In the society's submission, national director Lyndon Schneiders said the federal government's most recent State of the Environment report made it clear the existing approach to environmental protection and sustainable development was failing.
"Most key environmental indicators are in decline and this direction is likely to be accelerated by the biophysical impacts of climate change," Mr Schneiders said.
"It is also clear that the community concerns about the environmental impacts associated with Australia's resource sector continue to be significant and have grown over the past several years."

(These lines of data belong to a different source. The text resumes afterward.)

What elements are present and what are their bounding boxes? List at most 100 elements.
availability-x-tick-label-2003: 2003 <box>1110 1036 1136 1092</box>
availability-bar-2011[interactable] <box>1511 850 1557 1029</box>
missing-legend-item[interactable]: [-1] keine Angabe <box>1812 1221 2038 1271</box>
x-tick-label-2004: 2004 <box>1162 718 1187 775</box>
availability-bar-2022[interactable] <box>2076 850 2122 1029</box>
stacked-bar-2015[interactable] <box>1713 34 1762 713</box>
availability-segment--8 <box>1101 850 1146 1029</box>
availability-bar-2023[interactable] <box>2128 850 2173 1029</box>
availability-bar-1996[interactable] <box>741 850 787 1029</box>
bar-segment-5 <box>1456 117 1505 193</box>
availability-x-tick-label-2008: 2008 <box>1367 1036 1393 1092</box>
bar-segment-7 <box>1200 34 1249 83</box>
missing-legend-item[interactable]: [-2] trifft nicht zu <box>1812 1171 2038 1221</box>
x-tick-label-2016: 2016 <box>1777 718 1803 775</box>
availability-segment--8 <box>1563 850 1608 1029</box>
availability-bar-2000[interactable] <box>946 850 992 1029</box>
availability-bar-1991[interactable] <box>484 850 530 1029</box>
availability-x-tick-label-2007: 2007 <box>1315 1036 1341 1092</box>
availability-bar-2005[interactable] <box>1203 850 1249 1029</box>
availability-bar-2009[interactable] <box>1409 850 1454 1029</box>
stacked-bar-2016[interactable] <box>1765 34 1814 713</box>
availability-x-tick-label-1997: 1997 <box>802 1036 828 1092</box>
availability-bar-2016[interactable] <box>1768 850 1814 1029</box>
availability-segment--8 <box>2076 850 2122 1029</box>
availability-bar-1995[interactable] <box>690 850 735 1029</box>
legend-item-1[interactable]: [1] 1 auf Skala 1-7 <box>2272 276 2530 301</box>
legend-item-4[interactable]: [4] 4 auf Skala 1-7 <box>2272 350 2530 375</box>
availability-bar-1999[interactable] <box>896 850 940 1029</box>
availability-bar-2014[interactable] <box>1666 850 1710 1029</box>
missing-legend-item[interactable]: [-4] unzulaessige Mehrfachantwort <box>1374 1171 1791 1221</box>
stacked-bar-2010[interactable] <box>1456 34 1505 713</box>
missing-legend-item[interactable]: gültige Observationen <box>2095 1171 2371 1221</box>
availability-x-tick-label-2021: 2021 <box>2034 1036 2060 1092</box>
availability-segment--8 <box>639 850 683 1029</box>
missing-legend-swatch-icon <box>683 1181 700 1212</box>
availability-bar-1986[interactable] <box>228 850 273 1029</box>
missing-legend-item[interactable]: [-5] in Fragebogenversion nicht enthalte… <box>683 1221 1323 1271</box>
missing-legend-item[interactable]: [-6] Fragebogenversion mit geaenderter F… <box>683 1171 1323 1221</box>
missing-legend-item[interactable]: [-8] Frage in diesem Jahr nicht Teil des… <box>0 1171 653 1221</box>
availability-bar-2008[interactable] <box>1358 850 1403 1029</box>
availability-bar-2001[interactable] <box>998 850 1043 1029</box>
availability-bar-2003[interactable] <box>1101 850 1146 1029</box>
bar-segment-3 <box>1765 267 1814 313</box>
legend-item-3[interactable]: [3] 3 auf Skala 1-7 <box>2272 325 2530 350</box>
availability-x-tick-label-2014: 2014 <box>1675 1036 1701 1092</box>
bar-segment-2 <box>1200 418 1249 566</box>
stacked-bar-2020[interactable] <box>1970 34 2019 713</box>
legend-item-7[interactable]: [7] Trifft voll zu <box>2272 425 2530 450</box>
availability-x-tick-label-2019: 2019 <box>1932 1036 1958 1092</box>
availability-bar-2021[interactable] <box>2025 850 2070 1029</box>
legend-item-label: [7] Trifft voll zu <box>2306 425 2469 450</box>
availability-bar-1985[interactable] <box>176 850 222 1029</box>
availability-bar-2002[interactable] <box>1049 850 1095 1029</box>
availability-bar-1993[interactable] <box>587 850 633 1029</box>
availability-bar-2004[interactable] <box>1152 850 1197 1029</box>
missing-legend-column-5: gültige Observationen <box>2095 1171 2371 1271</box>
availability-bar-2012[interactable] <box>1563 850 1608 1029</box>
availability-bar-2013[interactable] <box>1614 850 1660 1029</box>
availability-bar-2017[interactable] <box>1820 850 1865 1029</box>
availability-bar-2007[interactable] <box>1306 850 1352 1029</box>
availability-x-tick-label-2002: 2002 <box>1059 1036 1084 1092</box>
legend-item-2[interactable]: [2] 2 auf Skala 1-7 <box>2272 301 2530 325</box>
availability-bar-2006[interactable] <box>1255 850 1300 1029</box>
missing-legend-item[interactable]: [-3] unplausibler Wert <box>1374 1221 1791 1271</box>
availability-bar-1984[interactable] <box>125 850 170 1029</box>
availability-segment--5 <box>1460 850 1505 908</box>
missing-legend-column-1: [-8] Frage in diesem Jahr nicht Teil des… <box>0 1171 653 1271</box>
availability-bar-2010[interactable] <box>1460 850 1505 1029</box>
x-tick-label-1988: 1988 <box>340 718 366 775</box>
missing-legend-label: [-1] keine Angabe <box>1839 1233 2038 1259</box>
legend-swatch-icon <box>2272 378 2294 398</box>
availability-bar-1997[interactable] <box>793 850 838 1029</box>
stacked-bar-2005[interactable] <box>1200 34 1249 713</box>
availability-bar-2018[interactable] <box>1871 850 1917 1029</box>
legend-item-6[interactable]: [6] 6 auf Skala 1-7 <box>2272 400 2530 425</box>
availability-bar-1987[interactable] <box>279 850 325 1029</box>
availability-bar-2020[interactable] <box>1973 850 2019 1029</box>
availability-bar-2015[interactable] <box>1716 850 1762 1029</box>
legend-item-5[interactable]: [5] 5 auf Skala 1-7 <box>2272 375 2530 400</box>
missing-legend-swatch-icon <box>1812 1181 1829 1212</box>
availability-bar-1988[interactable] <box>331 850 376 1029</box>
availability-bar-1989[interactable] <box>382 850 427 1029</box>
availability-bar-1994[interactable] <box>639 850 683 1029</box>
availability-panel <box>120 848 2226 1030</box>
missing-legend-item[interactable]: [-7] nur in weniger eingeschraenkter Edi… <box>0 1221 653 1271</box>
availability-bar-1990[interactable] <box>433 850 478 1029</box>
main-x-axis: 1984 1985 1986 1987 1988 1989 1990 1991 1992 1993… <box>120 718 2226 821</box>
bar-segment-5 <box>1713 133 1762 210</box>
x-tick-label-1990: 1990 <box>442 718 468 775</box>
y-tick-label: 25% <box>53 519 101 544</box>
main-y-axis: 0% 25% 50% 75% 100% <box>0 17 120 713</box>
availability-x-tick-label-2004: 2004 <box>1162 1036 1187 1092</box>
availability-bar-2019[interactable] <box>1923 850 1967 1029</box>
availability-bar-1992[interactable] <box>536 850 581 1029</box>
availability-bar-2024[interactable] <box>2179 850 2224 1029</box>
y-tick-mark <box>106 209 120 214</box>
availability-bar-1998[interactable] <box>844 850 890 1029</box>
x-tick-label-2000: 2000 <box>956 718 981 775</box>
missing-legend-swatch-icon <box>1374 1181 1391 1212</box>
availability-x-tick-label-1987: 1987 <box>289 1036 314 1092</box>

The Wilderness Society and the wider The Places You Love Alliance have proposed replacing the federal Environment Protection and Biodiversity Conservation Act with "new generation" national environmental laws and institutions, which would potentially make it much harder for many projects to proceed
They proposed a new approvals system led by the federal government which would be related to international deals, such as sustainable development goals and the Paris climate change agreement, and require proponents to show how projects would contribute to "continuous environmental improvement".
The Tasmanian Minerals, Manufacturing and Energy Council urged changes to the bilateral approvals system involving Canberra and the states, arguing decisions on matters under the EPBC Act should be made when all relevant material was available, without waiting until all assessment and approval conditions for the "much more comprehensive state matters" had been finalised.
"Tasmania's approval systems are being gamed by environmental NGOs, whose clear intentions are to politically and economically sabotage development that they don't like by causing delays and frustrations to projects that otherwise pass every reasonable and lawful environmental test," its submission said.
The federal government asked the Productivity Commission to look into the regulations.
A draft report is expected in March.